Die Gespräche dauern an

Doch offenbar hat ein Neubau bei den derzeit laufenden Gesprächen zwischen Stadt und Kunstministerium keine Priorität mehr. Es geht vor allem um eine Variante, mit der sich auch Brigitte von Welser am ehesten anfreunden könnte: einen umfassenden Umbau von Herkulessaal und Gasteig-Philharmonie. Kunstminister Ludwig Spaenle selbst hat in der SZ eine Generalsanierung des Herkulessaals ins Gespräch gebracht. In den vergangenen Jahren war immer mal wieder darüber nachgedacht worden, das Gebäude womöglich auch komplett zu entkernen, um einen besseren Saal einzubauen.

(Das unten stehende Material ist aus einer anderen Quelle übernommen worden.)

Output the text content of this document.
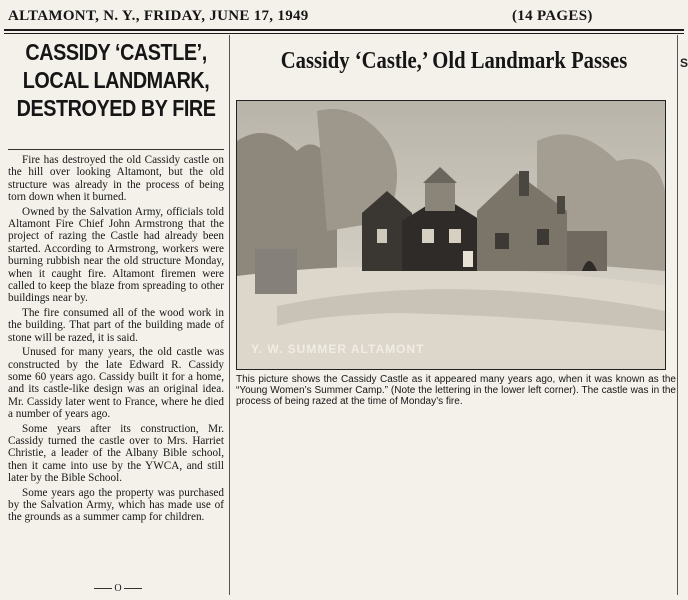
ALTAMONT, N. Y., FRIDAY, JUNE 17, 1949	(14 PAGES)
CASSIDY ‘CASTLE’,
LOCAL LANDMARK,
DESTROYED BY FIRE

Fire has destroyed the old Cassidy castle on the hill over looking Altamont, but the old structure was already in the process of being torn down when it burned.

Owned by the Salvation Army, officials told Altamont Fire Chief John Armstrong that the project of razing the Castle had already been started. According to Armstrong, workers were burning rubbish near the old structure Monday, when it caught fire. Altamont firemen were called to keep the blaze from spreading to other buildings near by.

The fire consumed all of the wood work in the building. That part of the building made of stone will be razed, it is said.

Unused for many years, the old castle was constructed by the late Edward R. Cassidy some 60 years ago. Cassidy built it for a home, and its castle-like design was an original idea. Mr. Cassidy later went to France, where he died a number of years ago.

Some years after its construction, Mr. Cassidy turned the castle over to Mrs. Harriet Christie, a leader of the Albany Bible school, then it came into use by the YWCA, and still later by the Bible School.

Some years ago the property was purchased by the Salvation Army, which has made use of the grounds as a summer camp for children.

O
Cassidy ‘Castle,’ Old Landmark Passes
Y. W. SUMMER ALTAMONT
This picture shows the Cassidy Castle as it appeared many years ago, when it was known as the “Young Women’s Summer Camp.” (Note the lettering in the lower left corner). The castle was in the process of being razed at the time of Monday’s fire.
S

Für die Konzertsaal-Freunde wäre das die schlechteste Variante: "Das würde nur den Status quo zementieren und letztlich die Situation für alle - Philharmoniker, BR-Symphoniker und freie Veranstalter - sogar verschlechtern", sagt Wutzlhofer. Und mehr als die derzeit vorhandenen 1300 Plätze wären im Herkulessaal kaum denkbar. München brauche aber einen zweiten großen Saal, "um den Bedarf der 40 000 Klassik-Abonnenten zu decken und die hohe Nachfrage nach Konzerten wirtschaftlich bedienen zu können".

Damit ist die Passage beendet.